I Beati Paoli. Un mistero lungo cinque secoli

I Beati Paoli. Un mistero lungo cinque secoli

Il fascino e la tragicità della storia trovano ampio fondamento nella sua imprevedibilità. E cosa c’è di più imprevedibile di una setta misteriosa che opera nell’ombra e giudica impietosa, decidendo arbitrariamente, senza rinvii né appelli, sorti e destini di una popolazione alla sua mercé? Vendicatori, giustizieri, difensori dei poveri e degli oppressi, braccio aggiunto ad una giustizia troppo spesso cieca ed inefficace, oppure scellerati malfattori che, sotto il colore di ripar di altrui torti,  compivano i peggiori misfatti? Al giudizio dei posteri l’ardua sentenza.

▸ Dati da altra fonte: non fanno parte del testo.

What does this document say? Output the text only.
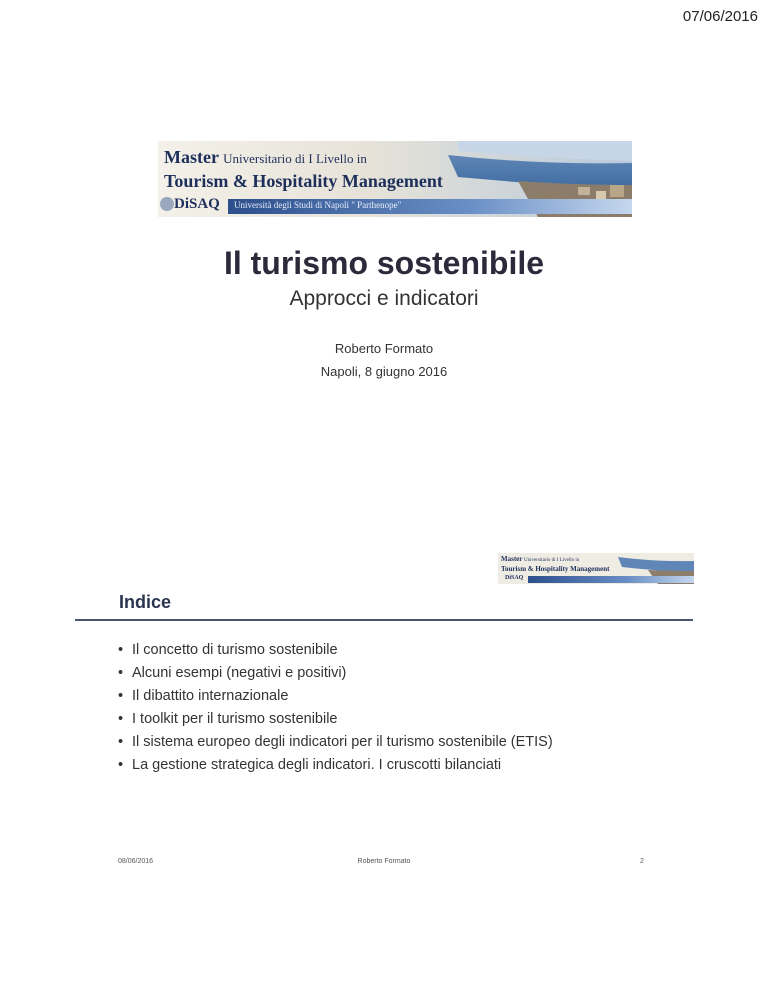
07/06/2016
Master Universitario di I Livello in
Tourism & Hospitality Management
DiSAQ Università degli Studi di Napoli " Parthenope"
Il turismo sostenibile
Approcci e indicatori
Roberto Formato
Napoli, 8 giugno 2016
Master Universitario di I Livello in
Tourism & Hospitality Management
DiSAQ
Indice
• Il concetto di turismo sostenibile
• Alcuni esempi (negativi e positivi)
• Il dibattito internazionale
• I toolkit per il turismo sostenibile
• Il sistema europeo degli indicatori per il turismo sostenibile (ETIS)
• La gestione strategica degli indicatori. I cruscotti bilanciati
08/06/2016	Roberto Formato	2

Grotte scavate sotto la città vecchia, uomini incappucciati, riunioni segrete, patti e cospirazioni… Che li si identifichi come benefattori o come criminali, è innegabile l’attrattiva che l’alone di mistero che, da oltre cinque secoli, gravita attorno alla figura di questi “uomini della notte” esercita nei confronti di chi legge ed ascolta l’ampio repertorio di storie e leggende legate ai Beati Paoli. Una storia studiata a regola d’arte, scandita da meccanismi e intrecci che si incastrano alla perfezione; una storia di omicidi, di complotti, di vendette, di patti di sangue, di torti subiti da riparare che si snodano tra le viscere di Palermo, nell’oscurità dei suoi sotterranei che disegnano una città non meno reale o viva di quella baciata dalla luce del sole.

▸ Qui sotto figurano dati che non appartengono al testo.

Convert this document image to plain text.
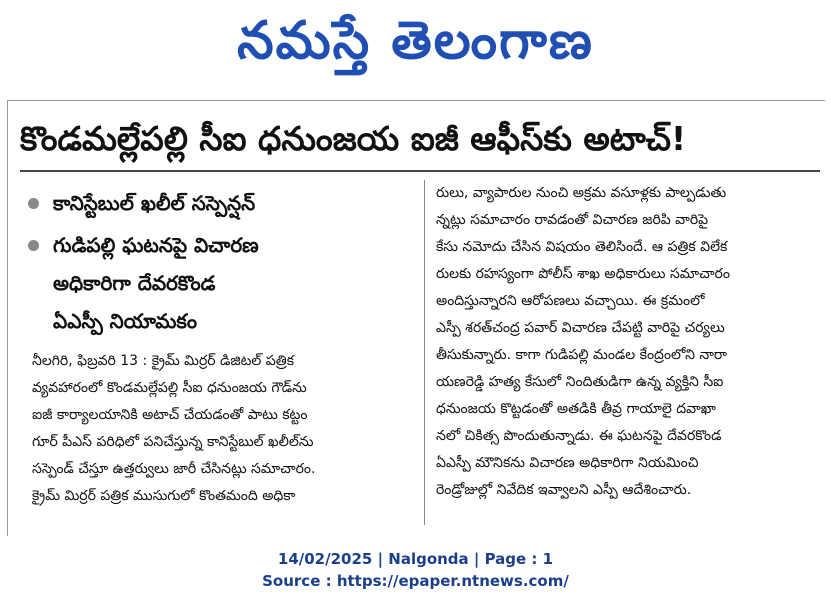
నమస్తే తెలంగాణ
కొండమల్లేపల్లి సీఐ ధనుంజయ ఐజీ ఆఫీస్‌కు అటాచ్!
కానిస్టేబుల్ ఖలీల్ సస్పెన్షన్
గుడిపల్లి ఘటనపై విచారణ
అధికారిగా దేవరకొండ
ఏఎస్పీ నియామకం
నీలగిరి, ఫిబ్రవరి 13 : క్రైమ్ మిర్రర్ డిజిటల్ పత్రిక
వ్యవహారంలో కొండమల్లేపల్లి సీఐ ధనుంజయ గౌడ్‌ను
ఐజీ కార్యాలయానికి అటాచ్ చేయడంతో పాటు కట్టం
గూర్ పీఎస్ పరిధిలో పనిచేస్తున్న కానిస్టేబుల్ ఖలీల్‌ను
సస్పెండ్ చేస్తూ ఉత్తర్వులు జారీ చేసినట్లు సమాచారం.
క్రైమ్ మిర్రర్ పత్రిక ముసుగులో కొంతమంది అధికా
రులు, వ్యాపారుల నుంచి అక్రమ వసూళ్లకు పాల్పడుతు
న్నట్లు సమాచారం రావడంతో విచారణ జరిపి వారిపై
కేసు నమోదు చేసిన విషయం తెలిసిందే. ఆ పత్రిక విలేక
రులకు రహస్యంగా పోలీస్ శాఖ అధికారులు సమాచారం
అందిస్తున్నారని ఆరోపణలు వచ్చాయి. ఈ క్రమంలో
ఎస్పీ శరత్‌చంద్ర పవార్ విచారణ చేపట్టి వారిపై చర్యలు
తీసుకున్నారు. కాగా గుడిపల్లి మండల కేంద్రంలోని నారా
యణరెడ్డి హత్య కేసులో నిందితుడిగా ఉన్న వ్యక్తిని సీఐ
ధనుంజయ కొట్టడంతో అతడికి తీవ్ర గాయాలై దవాఖా
నలో చికిత్స పొందుతున్నాడు. ఈ ఘటనపై దేవరకొండ
ఏఎస్పీ మౌనికను విచారణ అధికారిగా నియమించి
రెండ్రోజుల్లో నివేదిక ఇవ్వాలని ఎస్పీ ఆదేశించారు.
14/02/2025 | Nalgonda | Page : 1
Source : https://epaper.ntnews.com/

Un gruppo di uomini che si muove nel buio della notte, colpendo implacabile al cuore di un’aristocrazia dispotica e prepotente è la risposta al bisogno collettivo di protezione e giustizia ed è questa la chiave, il segreto, che ha permesso ai Beati Paoli di sopravvivere nel tempo: il loro essere consolatori di sventure, giusti nel giudizio, impietosi nella condanna.

Dei Beati Paoli hanno scritto in tanti, primo tra tutti Luigi Natoli il quale, sulla base di qualche scarna leggenda sull’esistenza di una setta di giustizieri nata per contrastare il potere dei Baroni, quella dei Vendicosi, opera una ricostruzione non solo letteraria ma anche e soprattutto storico – antropologica. Protagonista assoluta è la società segreta che, nell’opera del Natoli, diventa una sorta di deus ex machina che opera nella costante lotta tra bene e male, al di sopra dei mezzi e delle leggi degli uomini, nella quale il lettore non può identificarsi ma che, al tempo stesso, non può non idolatrare.

Dietro una fragile coltre di fumo, c’è la lotta per il potere che esclude, sin dalle prime battute, quello stesso popolo che i membri della setta proclamano di proteggere, un popolo che c’è ma non sa, che non vede e non parla, e se sa viene coinvolto a fare l’interesse dell’una o dell’altra prepotenza, senza via di scampo, purché si ritorni all’ordine (o al disordine) stabilito. Si lotta in nome di una giustizia non scritta ma che è «scolpita nei nostri cuori: noi la osserviamo e costringiamo gli altri ad osservarla […] e per imporla non abbiamo che un’arma: il terrore, e un mezzo per servircene: il mistero».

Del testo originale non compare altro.